Monday saw MAS declare the introduction of several rules for providers handling Digital Payment Tokens (DPT). The central objective is to ensure that these digital assets of customers are kept under statutory trust by the end of the current year. This action plan comes in response to an October public consultation last year, focusing on improving the protection for investors and maintaining the integrity of the DPT services market. The intention is to lower the risk of customer asset loss or misuse and to ensure easier asset recovery if a DPT service provider becomes insolvent.
Feedback is currently being solicited on these draft modifications to the Payment Services Regulations by MAS. This legislative change aims to enforce the new requirements effectively.
Interestingly, these consultations were set in motion just before the infamous downfall of the FTX crypto exchange last November. The Singaporean government investment entity, Temasek Holdings, suffered a severe blow from this, writing down the complete $275 million value of its FTX investment post-bankruptcy.
Alongside this, MAS announced the upcoming imposition of limitations on digital currency lending and staking activities on Monday. The regulator underscored that such activities are generally unfit for non-professional investors.
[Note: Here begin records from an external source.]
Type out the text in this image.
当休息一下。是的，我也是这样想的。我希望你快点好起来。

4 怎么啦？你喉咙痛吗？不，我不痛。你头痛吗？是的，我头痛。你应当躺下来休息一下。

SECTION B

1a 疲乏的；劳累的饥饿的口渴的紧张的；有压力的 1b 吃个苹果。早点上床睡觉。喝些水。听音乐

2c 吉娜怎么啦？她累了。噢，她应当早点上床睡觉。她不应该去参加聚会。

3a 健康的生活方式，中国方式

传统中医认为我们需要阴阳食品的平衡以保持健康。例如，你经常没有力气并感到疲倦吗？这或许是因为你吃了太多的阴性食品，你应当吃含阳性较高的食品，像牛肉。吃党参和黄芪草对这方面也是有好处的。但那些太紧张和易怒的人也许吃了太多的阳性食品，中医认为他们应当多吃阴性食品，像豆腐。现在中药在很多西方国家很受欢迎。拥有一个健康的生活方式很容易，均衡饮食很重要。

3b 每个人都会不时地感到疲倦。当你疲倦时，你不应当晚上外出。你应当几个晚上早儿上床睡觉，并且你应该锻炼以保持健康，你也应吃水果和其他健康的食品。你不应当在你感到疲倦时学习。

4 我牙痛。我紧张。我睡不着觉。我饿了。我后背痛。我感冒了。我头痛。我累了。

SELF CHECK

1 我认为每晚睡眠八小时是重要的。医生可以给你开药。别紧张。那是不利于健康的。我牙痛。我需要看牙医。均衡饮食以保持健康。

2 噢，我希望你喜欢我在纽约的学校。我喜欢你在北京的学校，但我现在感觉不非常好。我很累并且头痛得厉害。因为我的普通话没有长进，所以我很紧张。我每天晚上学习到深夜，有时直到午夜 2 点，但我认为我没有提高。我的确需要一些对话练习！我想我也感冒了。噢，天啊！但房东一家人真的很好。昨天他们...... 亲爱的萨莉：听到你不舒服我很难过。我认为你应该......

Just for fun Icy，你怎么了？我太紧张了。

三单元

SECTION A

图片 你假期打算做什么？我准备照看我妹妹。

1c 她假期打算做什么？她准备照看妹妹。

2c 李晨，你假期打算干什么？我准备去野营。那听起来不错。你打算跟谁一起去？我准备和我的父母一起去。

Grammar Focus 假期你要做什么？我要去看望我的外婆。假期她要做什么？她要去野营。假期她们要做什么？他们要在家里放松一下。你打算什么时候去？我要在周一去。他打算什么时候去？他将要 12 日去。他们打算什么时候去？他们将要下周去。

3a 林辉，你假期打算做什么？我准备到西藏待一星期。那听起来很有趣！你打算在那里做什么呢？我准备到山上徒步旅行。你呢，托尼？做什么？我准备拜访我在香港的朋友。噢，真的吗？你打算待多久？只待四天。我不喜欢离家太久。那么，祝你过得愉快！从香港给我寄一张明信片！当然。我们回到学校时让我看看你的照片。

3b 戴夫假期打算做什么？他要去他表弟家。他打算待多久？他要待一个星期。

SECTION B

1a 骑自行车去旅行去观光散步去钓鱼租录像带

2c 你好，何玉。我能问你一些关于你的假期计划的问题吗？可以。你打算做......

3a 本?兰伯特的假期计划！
However, the regulator reassured that accredited and institutional investors could still avail these services from DPT service providers.
Investors were given a stark reminder by MAS: the new requirements, although reducing asset loss risk, might still cause significant delays in asset recovery if a service provider goes insolvent. The regulator stressed the importance of consumer vigilance and discouraged transactions with unregulated entities, including foreign-based ones, to avoid potential total asset loss.